La potenza di questo film, oltre che nella regia, sta anche nel messaggio che offre: come il minari, l’erba che cresce spontanea ma è così preziosa e non ha bisogno di una cura maniacale, così la fortuna dell’uomo si basa certamente sul lavoro e l’impegno, ma ha bisogno soprattutto di qualcosa che non è materiale, che non è spiegabile soltanto con la ragione, per crescere. Un messaggio forte, autobiografico, quello del regista Lee Isaac Chung, che avrebbe meritato qualche riconoscimento in più dall’Academy. Di simbolismo è impregnata l’intera pellicola: il lavoro odiato da Jacob, quello di controllare il sesso dei pulcini e scartare i maschi perché ‘non servono’, rappresenta il suo costante incubo di essere inutile alla società; una società, quella attuale, in cui si costruicono muri per tenere lontano gli stranieri.

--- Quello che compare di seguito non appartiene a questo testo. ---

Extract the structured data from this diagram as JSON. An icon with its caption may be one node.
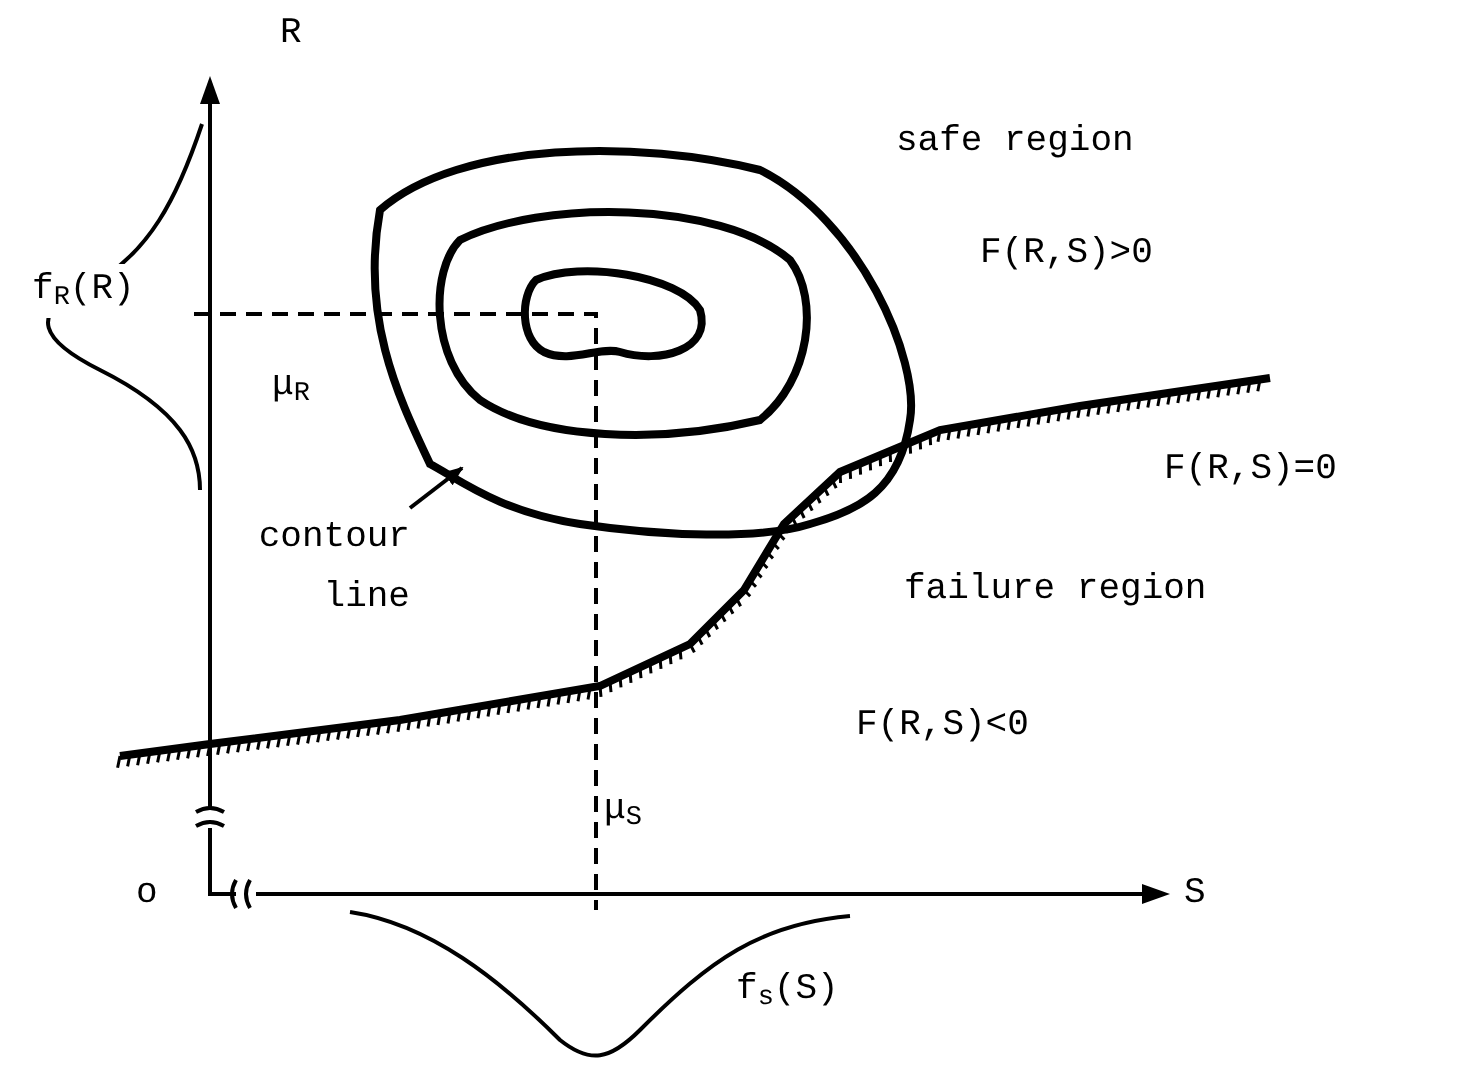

Gli attori meritano una menzione a parte: a Youn Yuh-Jung, che interpreta il personaggio della nonna (decisivo nella svolta della trama) è andato l’Oscar come Migliore Attrice Non Protagonista, ma questo premio lo avrebbero meritato tutti: per aver raccontato con le parole, ma soprattutto con gli sguardi e con la mimica, emozioni forti che arrivano dritte al cuore.

Il film è nelle (poche) sale cinematografiche aperte dal 26 aprile e su Sky dal 5 maggio, distribuito da Academy Two. Da vedere in lingua originale, per entrare ancora più in empatia con i protagonisti e per coglierne appieno ogni sfumatura.